What Midrange requires to Convert Your Files?

 

  1. The type of media.
  2. The density or mode the tape is recorded in.
  3. The computer and operating system the tape is from.
  4. The method or program used to write the tape.
  5. The type of file(s).
  6. The record layout(s).
   
   Each of these is briefly discussed below. We will need to know this information for both the computer you are converting from, and the one you are converting to. We have chosen to keep this discussion brief, so the issues are abbreviated, and of necessity, incomplete.
   
    The type of media
    Obviously we need to know the type of tape or disk. We seldom care about the brand; just the type. If you are not sure what you have, see Identifying Media.
   
    Recording density or mode
    Some tapes can be recorded in many densities or modes, including different numbers of tracks. We need to match the density and number of tracks before reading the tape. We can generally figure this out by inspection when reading a source tape (the tape you are trying to convert from), but you should tell us which density you want us to write if we are writing a destination tape.
   
    The computer and operating system the tape is from
    The operating system dictates both the content of the files and how they are written to tape. This is critical information. However, in the case of some standard tape formats, like mainframe tapes, we don't need to know the operating system if we know the standard format used (#4 below).
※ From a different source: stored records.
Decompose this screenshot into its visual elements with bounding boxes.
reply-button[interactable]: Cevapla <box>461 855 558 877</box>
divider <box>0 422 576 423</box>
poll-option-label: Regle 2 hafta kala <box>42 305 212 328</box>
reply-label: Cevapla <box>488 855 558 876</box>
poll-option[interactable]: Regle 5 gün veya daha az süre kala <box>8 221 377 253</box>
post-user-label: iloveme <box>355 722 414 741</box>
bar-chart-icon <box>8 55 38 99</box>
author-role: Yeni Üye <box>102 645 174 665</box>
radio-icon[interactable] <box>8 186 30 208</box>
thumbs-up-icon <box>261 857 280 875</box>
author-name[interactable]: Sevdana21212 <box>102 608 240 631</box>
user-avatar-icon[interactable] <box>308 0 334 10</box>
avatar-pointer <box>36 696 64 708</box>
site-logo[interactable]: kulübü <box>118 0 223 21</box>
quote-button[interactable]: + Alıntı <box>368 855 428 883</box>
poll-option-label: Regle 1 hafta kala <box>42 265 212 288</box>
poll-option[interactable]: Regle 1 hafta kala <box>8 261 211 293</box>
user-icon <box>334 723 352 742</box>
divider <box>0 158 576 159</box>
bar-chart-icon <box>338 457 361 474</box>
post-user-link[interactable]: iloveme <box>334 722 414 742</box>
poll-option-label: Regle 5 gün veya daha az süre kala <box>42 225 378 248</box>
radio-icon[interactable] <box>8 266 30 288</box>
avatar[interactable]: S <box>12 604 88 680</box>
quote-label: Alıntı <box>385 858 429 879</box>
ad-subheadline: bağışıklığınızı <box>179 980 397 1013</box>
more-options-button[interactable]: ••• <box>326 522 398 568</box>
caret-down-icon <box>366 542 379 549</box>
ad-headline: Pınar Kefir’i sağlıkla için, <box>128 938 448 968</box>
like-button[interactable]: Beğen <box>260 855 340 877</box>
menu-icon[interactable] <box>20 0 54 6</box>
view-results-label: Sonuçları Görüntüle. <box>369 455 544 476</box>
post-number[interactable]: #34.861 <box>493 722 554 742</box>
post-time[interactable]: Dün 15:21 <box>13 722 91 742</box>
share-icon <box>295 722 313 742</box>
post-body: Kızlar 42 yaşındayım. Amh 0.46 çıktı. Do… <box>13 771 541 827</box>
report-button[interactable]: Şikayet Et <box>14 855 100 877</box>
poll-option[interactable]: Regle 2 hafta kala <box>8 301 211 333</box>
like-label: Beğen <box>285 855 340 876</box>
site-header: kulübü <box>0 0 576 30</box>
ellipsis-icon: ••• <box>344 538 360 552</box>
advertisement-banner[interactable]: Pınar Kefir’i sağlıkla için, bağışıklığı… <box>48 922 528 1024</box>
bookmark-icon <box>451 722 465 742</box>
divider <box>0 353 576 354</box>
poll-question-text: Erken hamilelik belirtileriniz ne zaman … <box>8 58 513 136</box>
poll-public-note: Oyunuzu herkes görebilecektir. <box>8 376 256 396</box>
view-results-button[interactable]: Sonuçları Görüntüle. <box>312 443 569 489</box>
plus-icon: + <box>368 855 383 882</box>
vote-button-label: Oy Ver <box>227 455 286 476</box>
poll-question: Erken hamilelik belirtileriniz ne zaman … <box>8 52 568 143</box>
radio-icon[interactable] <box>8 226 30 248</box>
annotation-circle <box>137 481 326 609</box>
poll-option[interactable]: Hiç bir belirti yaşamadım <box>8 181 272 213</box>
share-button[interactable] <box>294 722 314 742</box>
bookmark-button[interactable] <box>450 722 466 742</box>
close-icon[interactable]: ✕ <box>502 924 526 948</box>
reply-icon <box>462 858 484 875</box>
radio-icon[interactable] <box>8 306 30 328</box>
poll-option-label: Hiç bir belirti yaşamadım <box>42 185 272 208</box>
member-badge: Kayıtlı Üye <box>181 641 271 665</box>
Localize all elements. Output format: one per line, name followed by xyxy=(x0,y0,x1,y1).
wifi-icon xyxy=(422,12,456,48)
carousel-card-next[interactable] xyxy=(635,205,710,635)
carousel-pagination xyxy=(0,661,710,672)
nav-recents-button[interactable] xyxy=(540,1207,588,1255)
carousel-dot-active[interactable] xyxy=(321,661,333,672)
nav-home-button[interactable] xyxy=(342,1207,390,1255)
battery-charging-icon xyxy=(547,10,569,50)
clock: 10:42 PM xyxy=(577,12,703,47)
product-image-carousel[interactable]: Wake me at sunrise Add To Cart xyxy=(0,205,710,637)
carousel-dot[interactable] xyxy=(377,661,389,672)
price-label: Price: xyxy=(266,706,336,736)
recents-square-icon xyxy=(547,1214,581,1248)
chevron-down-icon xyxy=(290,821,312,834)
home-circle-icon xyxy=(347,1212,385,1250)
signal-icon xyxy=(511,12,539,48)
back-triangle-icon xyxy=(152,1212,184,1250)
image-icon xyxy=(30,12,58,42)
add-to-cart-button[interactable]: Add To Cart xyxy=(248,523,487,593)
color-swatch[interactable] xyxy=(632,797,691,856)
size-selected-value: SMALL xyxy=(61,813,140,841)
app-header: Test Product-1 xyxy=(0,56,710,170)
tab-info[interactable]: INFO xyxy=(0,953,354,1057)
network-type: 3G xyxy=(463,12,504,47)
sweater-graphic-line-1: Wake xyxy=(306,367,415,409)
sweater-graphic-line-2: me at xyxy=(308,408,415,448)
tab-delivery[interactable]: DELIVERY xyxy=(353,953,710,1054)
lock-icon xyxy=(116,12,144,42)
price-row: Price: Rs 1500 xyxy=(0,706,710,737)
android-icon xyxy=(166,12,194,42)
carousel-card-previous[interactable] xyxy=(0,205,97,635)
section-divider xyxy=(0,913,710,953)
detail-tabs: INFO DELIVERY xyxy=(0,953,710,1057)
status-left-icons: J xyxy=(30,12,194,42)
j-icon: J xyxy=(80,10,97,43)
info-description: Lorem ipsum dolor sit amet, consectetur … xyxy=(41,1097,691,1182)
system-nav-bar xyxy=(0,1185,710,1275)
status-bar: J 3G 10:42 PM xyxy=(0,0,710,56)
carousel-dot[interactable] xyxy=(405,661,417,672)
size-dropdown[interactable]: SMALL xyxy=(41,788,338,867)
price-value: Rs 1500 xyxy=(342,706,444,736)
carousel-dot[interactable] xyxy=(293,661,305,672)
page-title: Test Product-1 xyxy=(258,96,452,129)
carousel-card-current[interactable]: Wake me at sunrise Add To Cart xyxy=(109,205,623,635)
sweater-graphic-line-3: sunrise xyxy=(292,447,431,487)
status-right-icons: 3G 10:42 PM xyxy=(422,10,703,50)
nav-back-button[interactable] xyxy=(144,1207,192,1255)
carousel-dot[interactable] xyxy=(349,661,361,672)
This is sometimes true of UNIX tar and cpio tapes as well.
   
    The method or program used to write the tape
    Each operating system has several ways to write a tape. In some cases, such as mainframes, minis and UNIX, the tape software is part of the operating system, so if we know the operating system and the tape utility used, we generally know the format. If you have a mainframe tape, we only need to know that information, not the exact OS version.
   
    In other cases, especially MSDOS, Windows, and NT, the tape software, and therefore the tape format, is often a third-party product. Each of these third party products writes a different format, so we need to use the same product to read or write the tape. Many products are not even compatible between different versions of the same product, so please try to get the version, too.
   
    The type of files
    Midrange converts many different types of files, and the issues are different for each. We need to determine the type of file on the source media, which we can sometimes do by inspection, and you will need to tell us what file type you want back.
   
    The record layout
    (If these are database files.) If Midrange will be converting any binary numeric fields we will need the record layout to write the conversion program. If we are only doing an EBCDIC to ASCII conversion of all character fields we only need the record length, although sending a layout is still encouraged so we can more thoroughly check the data.
   
   In some cases we can determine much of this information by inspection, but it's still best to get as much information as you reasonably can.